Sonographic screening to detect fetal cardiac anomalies: A 5-year experience with 111 abnormal cases

Abstract
To determine whether there is a difference between the types of cardiac lesions detected as abnormal prenatally and those that are not detected. Consecutive fetuses at 14 weeks' gestation or more were scanned in our unit from February 1990 through July 1995 and later were delivered at our hospital. Outcome information was obtained from neonatal echocardiograms and autopsies. Our results were compared to sensitivities for individual cardiac lesions based on pooled data from studies published previously. There were 111 fetuses with cardiac anomalies, of which 73 (66%) were identified correctly as abnormal prenatally. Sensitivities for the most common cardiac lesions were as follows: 87% atrioventricular septal (endocardial cushion) defects, 65% tetralogy of Fallot, 63% transposition of the great arteries, 50% aortic coarctation, and 44% isolated ventricular septal defects.
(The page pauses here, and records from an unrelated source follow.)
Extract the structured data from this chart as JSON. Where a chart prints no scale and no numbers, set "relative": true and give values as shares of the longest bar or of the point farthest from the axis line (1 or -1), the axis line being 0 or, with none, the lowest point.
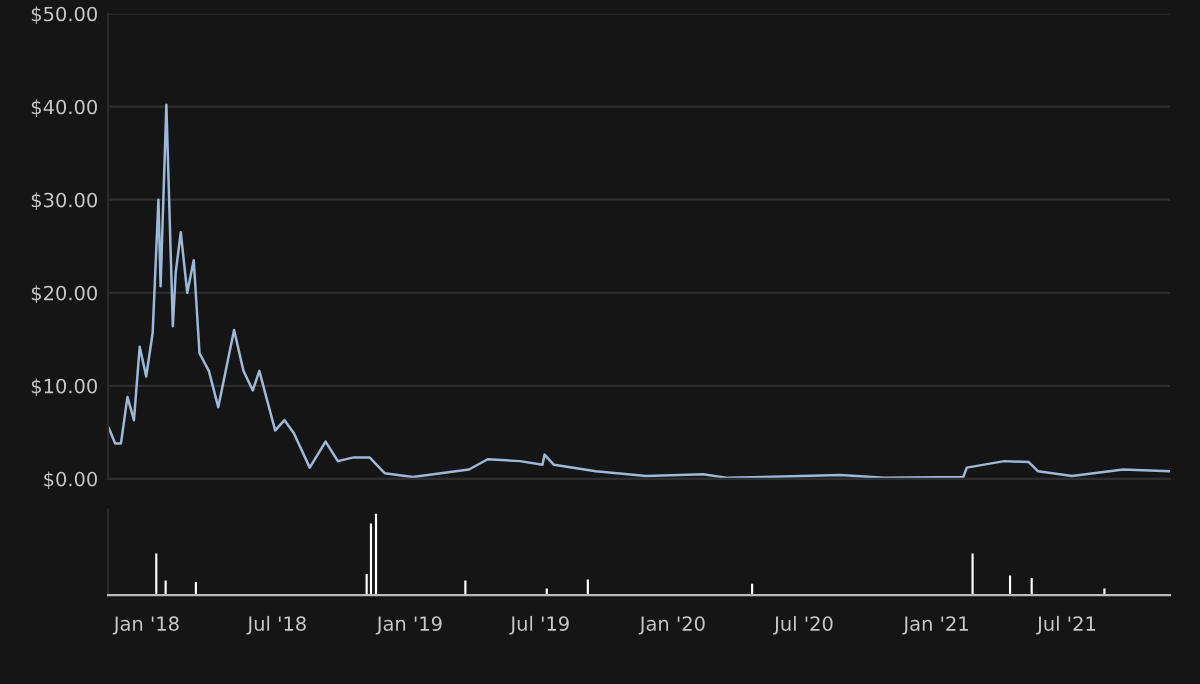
{
  "chart_data": [
    {
      "type": "line",
      "tick_labels": "y",
      "grid": "y",
      "x": [
        "2017-11-09",
        "2017-11-18",
        "2017-11-26",
        "2017-12-05",
        "2017-12-14",
        "2017-12-22",
        "2017-12-31",
        "2018-01-09",
        "2018-01-17",
        "2018-01-20",
        "2018-01-28",
        "2018-02-06",
        "2018-02-10",
        "2018-02-17",
        "2018-02-26",
        "2018-03-07",
        "2018-03-15",
        "2018-03-28",
        "2018-04-10",
        "2018-05-02",
        "2018-05-15",
        "2018-05-28",
        "2018-06-06",
        "2018-06-28",
        "2018-07-11",
        "2018-07-24",
        "2018-08-15",
        "2018-09-06",
        "2018-09-23",
        "2018-10-15",
        "2018-11-06",
        "2018-11-27",
        "2019-01-05",
        "2019-03-24",
        "2019-04-19",
        "2019-06-03",
        "2019-07-04",
        "2019-07-07",
        "2019-07-20",
        "2019-09-16",
        "2019-11-25",
        "2020-02-12",
        "2020-03-17",
        "2020-08-21",
        "2020-10-20",
        "2021-02-07",
        "2021-02-12",
        "2021-04-05",
        "2021-05-09",
        "2021-05-22",
        "2021-07-08",
        "2021-09-17",
        "2021-11-21"
      ],
      "series": [
        {
          "color": "#9cb9d9",
          "values": [
            5.5,
            3.8,
            3.8,
            8.8,
            6.3,
            14.2,
            11,
            15.7,
            30,
            20.7,
            40.2,
            16.4,
            22.2,
            26.5,
            20,
            23.5,
            13.5,
            11.6,
            7.7,
            16,
            11.6,
            9.5,
            11.6,
            5.2,
            6.3,
            4.9,
            1.2,
            4,
            1.9,
            2.3,
            2.3,
            0.6,
            0.2,
            1.0,
            2.1,
            1.9,
            1.5,
            2.6,
            1.5,
            0.8,
            0.3,
            0.5,
            0.1,
            0.4,
            0.1,
            0.2,
            1.2,
            1.9,
            1.8,
            0.8,
            0.3,
            1.0,
            0.8
          ]
        }
      ],
      "xlim": [
        "2017-11-08",
        "2021-11-21"
      ],
      "ylim": [
        0,
        50
      ],
      "yticks": [
        {
          "value": 0,
          "label": "$0.00"
        },
        {
          "value": 10,
          "label": "$10.00"
        },
        {
          "value": 20,
          "label": "$20.00"
        },
        {
          "value": 30,
          "label": "$30.00"
        },
        {
          "value": 40,
          "label": "$40.00"
        },
        {
          "value": 50,
          "label": "$50.00"
        }
      ]
    },
    {
      "type": "bar",
      "relative": true,
      "tick_labels": "x",
      "grid": false,
      "x": [
        "2018-01-14",
        "2018-01-27",
        "2018-03-10",
        "2018-11-02",
        "2018-11-08",
        "2018-11-15",
        "2019-03-19",
        "2019-07-10",
        "2019-09-05",
        "2020-04-20",
        "2021-02-20",
        "2021-04-13",
        "2021-05-13",
        "2021-08-22"
      ],
      "series": [
        {
          "color": "#ffffff",
          "values": [
            0.51,
            0.18,
            0.16,
            0.26,
            0.88,
            1,
            0.18,
            0.08,
            0.19,
            0.14,
            0.51,
            0.24,
            0.21,
            0.08
          ]
        }
      ],
      "xlim": [
        "2017-11-08",
        "2021-11-21"
      ],
      "xticks": [
        {
          "value": "2018-01-01",
          "label": "Jan '18"
        },
        {
          "value": "2018-07-01",
          "label": "Jul '18"
        },
        {
          "value": "2019-01-01",
          "label": "Jan '19"
        },
        {
          "value": "2019-07-01",
          "label": "Jul '19"
        },
        {
          "value": "2020-01-01",
          "label": "Jan '20"
        },
        {
          "value": "2020-07-01",
          "label": "Jul '20"
        },
        {
          "value": "2021-01-01",
          "label": "Jan '21"
        },
        {
          "value": "2021-07-01",
          "label": "Jul '21"
        }
      ]
    }
  ]
}
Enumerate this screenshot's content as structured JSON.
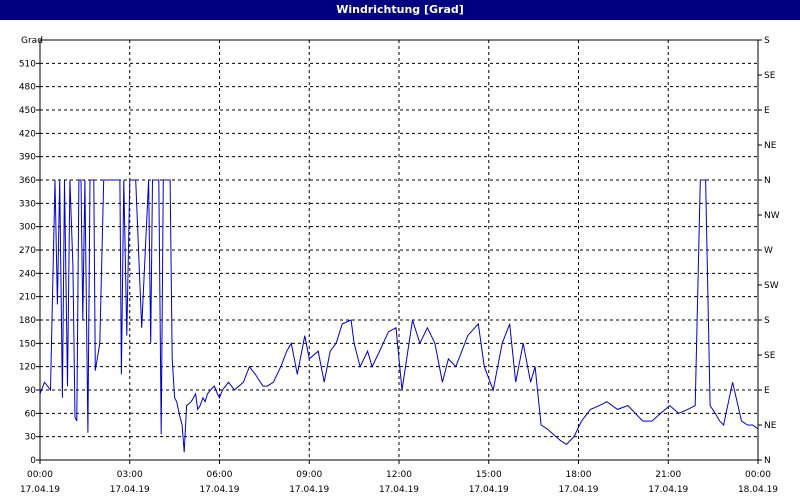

The lesions that went undetected most frequently were isolated septal defects (n = 17); most of these were ventricular and small or moderate in size. Based on our sensitivities and those calculated from previous studies, the fetal cardiac lesions with the highest detection rates involve hypoplastic ventricles and atrioventricular septal defects, followed by lesions of the great arteries and finally by isolated septal defects. The sensitivity of sonographic screening to detect fetal cardiac anomalies varies with the type of lesion. Isolated septal defects are the most difficult lesions to detect.